Data breaches have become common in the past few years, resulting in billions of stolen records. Unfortunately, in most of these data breaches, media coverage focuses on how the data breach was carried out, how many records were stolen, and the legal and financial implications. However, we rarely hear about what cybercriminals intend to do with the stolen data from these incidents.
When broken down by industries, most of the stolen data comes from government organizations, financial institutions, and healthcare providers. Part of the reason for this is these institutions hold so much personal information in a single user’s records that, in most cases, can fetch more money than entire databases from other kinds of companies and organizations.

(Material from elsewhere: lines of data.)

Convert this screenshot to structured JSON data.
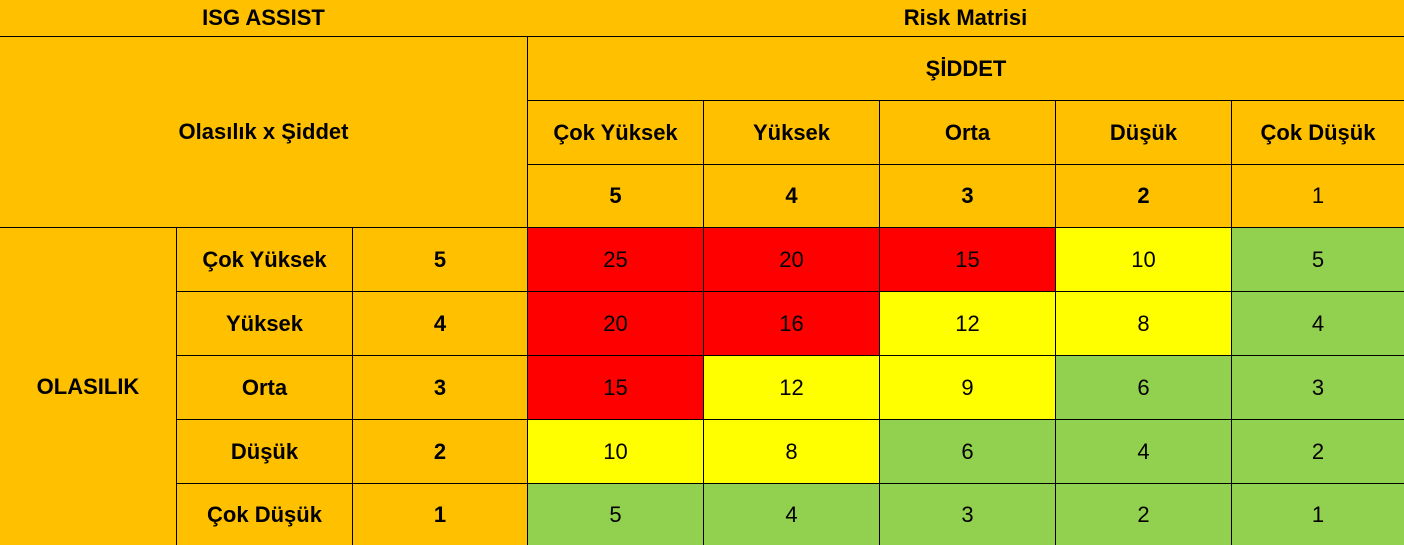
{
  "header": {
    "app_title": "ISG ASSIST",
    "matrix_title": "Risk Matrisi",
    "corner_label": "Olasılık x Şiddet",
    "severity_label": "ŞİDDET",
    "probability_label": "OLASILIK"
  },
  "severity": [
    {
      "label": "Çok Yüksek",
      "value": "5"
    },
    {
      "label": "Yüksek",
      "value": "4"
    },
    {
      "label": "Orta",
      "value": "3"
    },
    {
      "label": "Düşük",
      "value": "2"
    },
    {
      "label": "Çok Düşük",
      "value": "1"
    }
  ],
  "probability": [
    {
      "label": "Çok Yüksek",
      "value": "5"
    },
    {
      "label": "Yüksek",
      "value": "4"
    },
    {
      "label": "Orta",
      "value": "3"
    },
    {
      "label": "Düşük",
      "value": "2"
    },
    {
      "label": "Çok Düşük",
      "value": "1"
    }
  ],
  "colors": {
    "header_bg": "#ffc000",
    "high": "#ff0000",
    "medium": "#ffff00",
    "low": "#92d050"
  },
  "matrix": [
    [
      {
        "v": "25",
        "level": "high"
      },
      {
        "v": "20",
        "level": "high"
      },
      {
        "v": "15",
        "level": "high"
      },
      {
        "v": "10",
        "level": "medium"
      },
      {
        "v": "5",
        "level": "low"
      }
    ],
    [
      {
        "v": "20",
        "level": "high"
      },
      {
        "v": "16",
        "level": "high"
      },
      {
        "v": "12",
        "level": "medium"
      },
      {
        "v": "8",
        "level": "medium"
      },
      {
        "v": "4",
        "level": "low"
      }
    ],
    [
      {
        "v": "15",
        "level": "high"
      },
      {
        "v": "12",
        "level": "medium"
      },
      {
        "v": "9",
        "level": "medium"
      },
      {
        "v": "6",
        "level": "low"
      },
      {
        "v": "3",
        "level": "low"
      }
    ],
    [
      {
        "v": "10",
        "level": "medium"
      },
      {
        "v": "8",
        "level": "medium"
      },
      {
        "v": "6",
        "level": "low"
      },
      {
        "v": "4",
        "level": "low"
      },
      {
        "v": "2",
        "level": "low"
      }
    ],
    [
      {
        "v": "5",
        "level": "low"
      },
      {
        "v": "4",
        "level": "low"
      },
      {
        "v": "3",
        "level": "low"
      },
      {
        "v": "2",
        "level": "low"
      },
      {
        "v": "1",
        "level": "low"
      }
    ]
  ]
}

However, despite not being a top target for most cybercriminals, personal data from veterinary practices’ customers is also valuable to most cybercriminals due to the data mirroring most healthcare data. Therefore, cybercriminals targeting veterinary practices are mostly sure that their customers’ data will have valuable information they can use to advance their activities. To understand why a cybercriminal may be more interested in your costumes’ data as a veterinary practice, we have compiled a list of some of the ways the data is used once it falls into Cybercrminals hands:
1. Double Extortion
During a ransomware attack, a cybercriminal may opt to first compromise your data, steal it, and then encrypt your entire computer system. Victims are then threatened with the data being released to the public if they do not pay for the decryption key.
In a more sophisticated form of attack, known as triple extortion, cybercriminals exfiltrate their victim’s sensitive data, encrypt it, threaten to release it to the public, and in some instances, contact the clients whose data have been compromised and notify them of the attack and why they need to compel the victims to pay if they do not want their personal data leaked.
Therefore, practice owners should be prepared for cybercriminals willing to compromise their customers’ personal data and use them as leverage against them. They should also have a plan on how to address the leakage of customer data. Veterinary practices should also know the best way to protect themselves against such attacks is by training their staff, running updated software, ensuring malware and firewalls are running, and having a backup in case their data is exfiltrated.
2. Selling Data
As stated above, some personal data are more valuable than entire databases. Therefore, when a veterinary practice is compromised and their customers’ data stolen, cybercriminals will look to sell their data on black markets and the dark web.
The data sold can include financial information, social security numbers, names, emails and passwords, various account information, e.t.c. When placed in the wrong hands, such data can be used in criminal activities such as identity theft. In fact, a significant number of identity theft in the past few years has been due to criminals buying their victims’ data from cybercriminals who have illegally accessed them.
3. Account Compromises
It is a well-known fact that most users do not personalize their emails and passwords for every account they open. Therefore, when cybercriminals gain access to their accounts, including emails and passwords, they are able to log in to their other accounts, including emails and financial services web applications.
Therefore, veterinary users who have not implemented two-factor authentication in their other accounts are targeted beyond the initial compromise, which can result in far-reaching losses. Data stolen and used this way can also be a problem for practice owners because they can get sued for failing to keep their client’s data safe.
4. Targeted Phishing Attacks
There is also a high likelihood that users’ data obtained by hacking veterinary practices may be used for targeted phishing attacks. This can happen in two ways: cybercriminals can opt to use the data to target other victims related to your customer, or they can use the data to target your customer.
Finally, the client’s data stolen from your veterinary practice can be used for blackmail in a number of ways. The most common method used by cybercriminals is contacting your customers and notifying them their data has been compromised. To avoid their personal data getting leaked, they need to pay or compel your practice to pay the ransom being requested in the attack.
Another method that is commonly used is extorting money from your hacked customers or their sensitive data, such as social security numbers, get used to commit crimes such as identity theft. Unfortunately, in most cases, even when payment is made, the victims’ data is still sold on the dark web.